De zegenbede kan door de priester ook worden gezongen. De onvolprezen Floris van der Putt heeft er bijzonder bruikbare zangwijzen voor geschreven. Het slot van de viering krijgt dan een liturgisch-muzikale afronding, die de vraag naar wel of geen slotlied al voor een stuk beantwoordt.
“Ite, missa est”
De laatste liturgische hervorming heeft de volgorde tussen zegen en wegzending omgekeerd, zodat nu op een meer logische manier de wegzending na de zegen wordt gesproken: “Gaat nu allen heen in vrede”.
Wanneer de zegen gezongen wordt ligt het voor de hand ook de wegzending te zingen. Deze teksten zijn in de bestaande muzikale zettingen dan ook terecht als een geheel behandeld, ook al neemt in voorkomende gevallen de diaken de honneurs waar bij de wegzending.

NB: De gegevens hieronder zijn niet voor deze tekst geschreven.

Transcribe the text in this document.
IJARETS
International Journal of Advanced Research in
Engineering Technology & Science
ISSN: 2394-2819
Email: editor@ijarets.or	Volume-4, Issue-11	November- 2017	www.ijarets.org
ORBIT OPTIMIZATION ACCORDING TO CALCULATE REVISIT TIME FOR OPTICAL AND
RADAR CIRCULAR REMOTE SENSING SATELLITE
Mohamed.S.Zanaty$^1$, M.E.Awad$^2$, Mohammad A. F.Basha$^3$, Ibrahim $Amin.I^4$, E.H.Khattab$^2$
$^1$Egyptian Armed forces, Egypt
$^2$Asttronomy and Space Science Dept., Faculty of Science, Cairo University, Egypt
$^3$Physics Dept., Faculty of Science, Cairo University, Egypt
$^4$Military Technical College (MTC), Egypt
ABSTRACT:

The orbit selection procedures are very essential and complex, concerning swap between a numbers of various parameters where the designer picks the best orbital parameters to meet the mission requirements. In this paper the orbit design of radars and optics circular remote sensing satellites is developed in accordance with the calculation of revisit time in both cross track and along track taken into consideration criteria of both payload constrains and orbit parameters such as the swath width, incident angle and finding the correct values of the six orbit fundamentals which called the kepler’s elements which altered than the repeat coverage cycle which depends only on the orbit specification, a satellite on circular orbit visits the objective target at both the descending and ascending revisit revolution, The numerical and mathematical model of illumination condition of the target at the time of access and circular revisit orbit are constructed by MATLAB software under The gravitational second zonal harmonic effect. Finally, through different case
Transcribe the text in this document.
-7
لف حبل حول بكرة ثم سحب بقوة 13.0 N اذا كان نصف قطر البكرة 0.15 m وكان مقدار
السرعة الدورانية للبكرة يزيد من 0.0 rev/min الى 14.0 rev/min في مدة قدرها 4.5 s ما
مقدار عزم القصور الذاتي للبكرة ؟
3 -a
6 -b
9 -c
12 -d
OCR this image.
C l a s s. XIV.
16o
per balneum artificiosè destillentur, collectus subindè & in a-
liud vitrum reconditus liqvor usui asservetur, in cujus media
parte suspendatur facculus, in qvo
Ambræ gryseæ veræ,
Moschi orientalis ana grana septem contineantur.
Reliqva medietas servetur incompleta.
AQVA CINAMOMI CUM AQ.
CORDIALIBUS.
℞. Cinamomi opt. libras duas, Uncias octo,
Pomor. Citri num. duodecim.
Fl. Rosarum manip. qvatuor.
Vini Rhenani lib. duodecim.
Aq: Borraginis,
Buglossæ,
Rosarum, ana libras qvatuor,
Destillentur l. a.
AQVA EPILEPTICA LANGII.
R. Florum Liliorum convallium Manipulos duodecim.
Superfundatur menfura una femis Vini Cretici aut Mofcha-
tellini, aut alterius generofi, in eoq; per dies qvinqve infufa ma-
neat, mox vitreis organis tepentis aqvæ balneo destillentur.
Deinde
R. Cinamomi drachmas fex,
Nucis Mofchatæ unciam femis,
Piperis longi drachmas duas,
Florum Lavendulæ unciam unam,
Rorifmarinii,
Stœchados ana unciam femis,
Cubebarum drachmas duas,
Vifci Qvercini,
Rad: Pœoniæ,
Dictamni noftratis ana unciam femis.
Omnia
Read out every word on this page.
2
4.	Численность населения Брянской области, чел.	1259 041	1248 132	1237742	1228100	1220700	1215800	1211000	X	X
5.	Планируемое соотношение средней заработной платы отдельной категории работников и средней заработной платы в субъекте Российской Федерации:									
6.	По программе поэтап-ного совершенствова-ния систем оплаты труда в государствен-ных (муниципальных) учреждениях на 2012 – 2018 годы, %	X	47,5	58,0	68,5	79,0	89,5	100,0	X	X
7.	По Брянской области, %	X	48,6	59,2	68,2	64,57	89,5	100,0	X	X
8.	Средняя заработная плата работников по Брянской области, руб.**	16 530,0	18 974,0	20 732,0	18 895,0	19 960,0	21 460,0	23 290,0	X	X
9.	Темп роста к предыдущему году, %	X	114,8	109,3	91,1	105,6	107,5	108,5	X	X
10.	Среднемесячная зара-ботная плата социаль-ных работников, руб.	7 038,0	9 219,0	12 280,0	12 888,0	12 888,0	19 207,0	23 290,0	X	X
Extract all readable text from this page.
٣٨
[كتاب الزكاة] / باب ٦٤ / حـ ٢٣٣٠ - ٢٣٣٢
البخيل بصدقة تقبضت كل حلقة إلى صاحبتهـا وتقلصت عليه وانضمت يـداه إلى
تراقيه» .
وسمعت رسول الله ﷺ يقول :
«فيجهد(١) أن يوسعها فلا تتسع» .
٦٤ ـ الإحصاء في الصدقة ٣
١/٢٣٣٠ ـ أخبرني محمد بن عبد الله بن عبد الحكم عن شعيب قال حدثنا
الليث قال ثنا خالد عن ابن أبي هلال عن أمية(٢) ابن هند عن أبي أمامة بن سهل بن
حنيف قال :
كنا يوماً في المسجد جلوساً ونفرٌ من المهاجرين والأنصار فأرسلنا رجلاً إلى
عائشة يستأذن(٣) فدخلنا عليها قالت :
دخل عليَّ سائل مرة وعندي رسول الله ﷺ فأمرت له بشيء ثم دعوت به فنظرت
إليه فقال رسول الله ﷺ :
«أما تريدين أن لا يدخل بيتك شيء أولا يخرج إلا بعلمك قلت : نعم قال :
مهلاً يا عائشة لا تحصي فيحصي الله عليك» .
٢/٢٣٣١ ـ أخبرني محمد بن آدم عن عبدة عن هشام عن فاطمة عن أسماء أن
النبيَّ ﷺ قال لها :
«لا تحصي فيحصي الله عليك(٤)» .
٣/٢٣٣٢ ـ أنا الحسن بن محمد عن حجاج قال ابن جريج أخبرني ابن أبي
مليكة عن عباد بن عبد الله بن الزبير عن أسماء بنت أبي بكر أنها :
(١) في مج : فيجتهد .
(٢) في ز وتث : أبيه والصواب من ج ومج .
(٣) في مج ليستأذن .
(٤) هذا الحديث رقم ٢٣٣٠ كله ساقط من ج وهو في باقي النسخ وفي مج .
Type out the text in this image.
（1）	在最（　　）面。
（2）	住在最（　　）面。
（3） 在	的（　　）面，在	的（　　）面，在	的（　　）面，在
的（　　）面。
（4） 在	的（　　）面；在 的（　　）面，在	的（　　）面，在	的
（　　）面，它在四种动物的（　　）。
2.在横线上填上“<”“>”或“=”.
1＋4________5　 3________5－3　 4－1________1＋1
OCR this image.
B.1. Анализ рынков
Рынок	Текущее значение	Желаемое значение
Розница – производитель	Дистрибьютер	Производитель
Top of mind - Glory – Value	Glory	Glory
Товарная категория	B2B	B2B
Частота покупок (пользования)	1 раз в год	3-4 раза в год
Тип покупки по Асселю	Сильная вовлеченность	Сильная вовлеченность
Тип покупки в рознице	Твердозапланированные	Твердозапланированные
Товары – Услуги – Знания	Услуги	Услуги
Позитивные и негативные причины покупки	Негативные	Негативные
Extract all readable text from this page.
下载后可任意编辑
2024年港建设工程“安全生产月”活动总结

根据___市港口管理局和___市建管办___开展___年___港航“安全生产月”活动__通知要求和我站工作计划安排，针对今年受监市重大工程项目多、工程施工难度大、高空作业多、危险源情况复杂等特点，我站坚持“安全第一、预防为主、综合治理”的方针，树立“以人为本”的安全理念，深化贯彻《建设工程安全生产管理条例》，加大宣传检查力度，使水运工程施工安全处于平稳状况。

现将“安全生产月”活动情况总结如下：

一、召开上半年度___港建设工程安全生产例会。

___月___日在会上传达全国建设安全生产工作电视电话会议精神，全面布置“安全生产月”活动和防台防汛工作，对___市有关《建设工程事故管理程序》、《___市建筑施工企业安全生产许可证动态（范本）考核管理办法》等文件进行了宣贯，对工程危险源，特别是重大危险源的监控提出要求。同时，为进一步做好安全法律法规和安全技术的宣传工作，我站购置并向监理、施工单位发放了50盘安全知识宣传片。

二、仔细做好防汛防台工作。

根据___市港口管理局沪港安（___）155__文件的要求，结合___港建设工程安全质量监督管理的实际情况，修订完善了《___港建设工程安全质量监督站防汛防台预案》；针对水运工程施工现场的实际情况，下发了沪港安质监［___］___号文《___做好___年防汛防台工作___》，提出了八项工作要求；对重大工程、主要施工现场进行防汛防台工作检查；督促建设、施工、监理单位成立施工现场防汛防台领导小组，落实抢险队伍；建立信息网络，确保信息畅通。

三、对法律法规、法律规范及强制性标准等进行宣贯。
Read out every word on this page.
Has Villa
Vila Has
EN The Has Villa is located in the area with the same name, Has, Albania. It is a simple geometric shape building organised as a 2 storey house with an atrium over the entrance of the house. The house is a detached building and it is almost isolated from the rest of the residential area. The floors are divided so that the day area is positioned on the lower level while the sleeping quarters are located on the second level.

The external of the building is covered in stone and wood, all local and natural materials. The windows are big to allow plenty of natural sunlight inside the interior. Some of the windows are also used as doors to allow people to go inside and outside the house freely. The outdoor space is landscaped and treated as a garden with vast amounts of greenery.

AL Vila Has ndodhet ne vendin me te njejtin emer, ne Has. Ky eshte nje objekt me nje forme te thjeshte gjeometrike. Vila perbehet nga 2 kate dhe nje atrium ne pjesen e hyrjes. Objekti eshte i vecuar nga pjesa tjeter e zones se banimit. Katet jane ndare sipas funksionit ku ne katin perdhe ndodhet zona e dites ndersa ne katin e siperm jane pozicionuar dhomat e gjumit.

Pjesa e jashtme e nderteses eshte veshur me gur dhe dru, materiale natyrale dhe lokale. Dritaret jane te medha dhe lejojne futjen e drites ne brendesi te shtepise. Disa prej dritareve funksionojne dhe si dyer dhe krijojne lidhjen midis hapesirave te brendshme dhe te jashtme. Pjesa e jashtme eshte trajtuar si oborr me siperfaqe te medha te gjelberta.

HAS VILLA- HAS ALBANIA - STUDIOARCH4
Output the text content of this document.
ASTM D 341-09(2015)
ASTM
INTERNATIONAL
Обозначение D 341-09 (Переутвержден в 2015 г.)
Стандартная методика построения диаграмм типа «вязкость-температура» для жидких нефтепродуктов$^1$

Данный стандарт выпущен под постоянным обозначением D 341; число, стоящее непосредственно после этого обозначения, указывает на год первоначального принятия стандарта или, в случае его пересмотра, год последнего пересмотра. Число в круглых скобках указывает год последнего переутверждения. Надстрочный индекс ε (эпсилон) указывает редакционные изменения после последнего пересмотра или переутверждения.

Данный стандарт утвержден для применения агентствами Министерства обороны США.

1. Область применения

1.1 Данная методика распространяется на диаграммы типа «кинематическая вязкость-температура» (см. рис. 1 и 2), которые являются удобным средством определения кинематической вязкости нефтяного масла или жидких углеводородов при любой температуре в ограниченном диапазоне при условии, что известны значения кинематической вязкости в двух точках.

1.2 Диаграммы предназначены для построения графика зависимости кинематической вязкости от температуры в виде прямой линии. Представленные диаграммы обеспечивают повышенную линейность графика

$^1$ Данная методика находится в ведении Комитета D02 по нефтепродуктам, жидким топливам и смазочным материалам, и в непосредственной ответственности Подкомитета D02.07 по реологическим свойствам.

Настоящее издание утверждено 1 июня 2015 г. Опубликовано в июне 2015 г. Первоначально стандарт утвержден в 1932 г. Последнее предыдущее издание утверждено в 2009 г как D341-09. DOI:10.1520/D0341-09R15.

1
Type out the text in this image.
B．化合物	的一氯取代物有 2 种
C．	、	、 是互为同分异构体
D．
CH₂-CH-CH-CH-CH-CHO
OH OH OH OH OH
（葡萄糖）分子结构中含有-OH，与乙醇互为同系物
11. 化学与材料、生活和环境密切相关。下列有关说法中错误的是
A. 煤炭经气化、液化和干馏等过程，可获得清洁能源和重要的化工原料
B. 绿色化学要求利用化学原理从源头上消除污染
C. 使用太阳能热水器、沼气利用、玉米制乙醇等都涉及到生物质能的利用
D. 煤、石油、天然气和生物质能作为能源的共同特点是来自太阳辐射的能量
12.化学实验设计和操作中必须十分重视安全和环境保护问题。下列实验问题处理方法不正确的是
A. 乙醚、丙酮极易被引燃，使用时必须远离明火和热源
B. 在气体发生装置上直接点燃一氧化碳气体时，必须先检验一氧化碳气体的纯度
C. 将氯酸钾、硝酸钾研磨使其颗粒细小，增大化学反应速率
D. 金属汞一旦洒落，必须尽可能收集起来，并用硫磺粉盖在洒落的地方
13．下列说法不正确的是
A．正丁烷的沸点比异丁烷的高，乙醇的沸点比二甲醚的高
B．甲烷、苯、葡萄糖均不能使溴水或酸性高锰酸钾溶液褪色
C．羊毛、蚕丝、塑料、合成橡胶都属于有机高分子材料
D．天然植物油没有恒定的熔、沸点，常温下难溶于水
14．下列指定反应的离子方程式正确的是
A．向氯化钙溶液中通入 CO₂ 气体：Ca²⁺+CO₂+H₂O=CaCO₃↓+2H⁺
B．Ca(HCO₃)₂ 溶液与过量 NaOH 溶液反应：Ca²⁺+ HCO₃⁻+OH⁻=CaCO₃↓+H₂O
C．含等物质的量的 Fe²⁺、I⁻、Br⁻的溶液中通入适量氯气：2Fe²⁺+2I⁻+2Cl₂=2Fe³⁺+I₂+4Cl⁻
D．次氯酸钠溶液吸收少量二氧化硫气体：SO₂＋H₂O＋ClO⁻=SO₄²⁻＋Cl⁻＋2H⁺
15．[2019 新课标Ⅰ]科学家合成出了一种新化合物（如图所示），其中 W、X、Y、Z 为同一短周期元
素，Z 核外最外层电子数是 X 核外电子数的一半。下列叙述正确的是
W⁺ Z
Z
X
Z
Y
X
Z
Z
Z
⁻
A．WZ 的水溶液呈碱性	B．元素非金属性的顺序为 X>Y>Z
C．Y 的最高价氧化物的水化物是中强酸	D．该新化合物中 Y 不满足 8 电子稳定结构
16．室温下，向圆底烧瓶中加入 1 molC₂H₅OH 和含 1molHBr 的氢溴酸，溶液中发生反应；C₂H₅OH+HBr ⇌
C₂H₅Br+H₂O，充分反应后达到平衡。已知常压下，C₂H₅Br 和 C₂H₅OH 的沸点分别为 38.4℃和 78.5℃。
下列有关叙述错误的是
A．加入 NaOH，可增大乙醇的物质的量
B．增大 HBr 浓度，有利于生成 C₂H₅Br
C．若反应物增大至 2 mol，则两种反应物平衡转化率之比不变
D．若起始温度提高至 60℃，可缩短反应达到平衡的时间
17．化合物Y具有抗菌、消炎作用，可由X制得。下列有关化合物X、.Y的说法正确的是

In de liturgie van Pasen wordt een dubbel Alleluia toegevoegd. Wie daarbij de oude gregoriaanse zangwijs wil gebruiken kan dit gemakkelijk doen uitgaande van een tekstlezing als deze: “Gaat nu allen heen, alleluia, a||eluia“; “God zij dank gebracht, alleluia, alleluia”. Goede liturgie kleurt mee met de tijd van het jaar, soms tot in de slotritus toe.
Zingen we nog iets na?
Strikt genomen past na de wegzending geen slotzang meer. Het ‘gaat nu allen heen in vrede’ betekent niet ‘en blijf nog even om te zingen’. De liturgische boeken zwijgen over een slotlied in alle talen. Hier is het allereerst de taak van de organist die dienst feestelijk af te sluiten.
In de praktijk verloopt een en ander soms niet precies volgens deze regels. Zeker wanneer de priester en zijn assistenten in processie de kerk verlaten is een dergelijke slotzang, parallel aan het lied bij de intocht, heel reëel. Bij bijzondere gelegenheden is het niet anders. Het Regina Coeli als een groet aan de Moeder van de verrezen Heer misstaat hier niet op de zondagen van de paastijd, zeker niet in dit Mariajaar. Het Ave Maria na de huwelijksdienst is alom bekend en geliefd. Beter hier, aan het einde, dan tijdens het communiceren! Waar feeling voor liturgie en goede smaak elkaar de hand reiken wordt altijd wel iets goeds geboren. Ook van de viering van de liturgie geldt dat we het goede niet mogen maken tot vijand van het betere.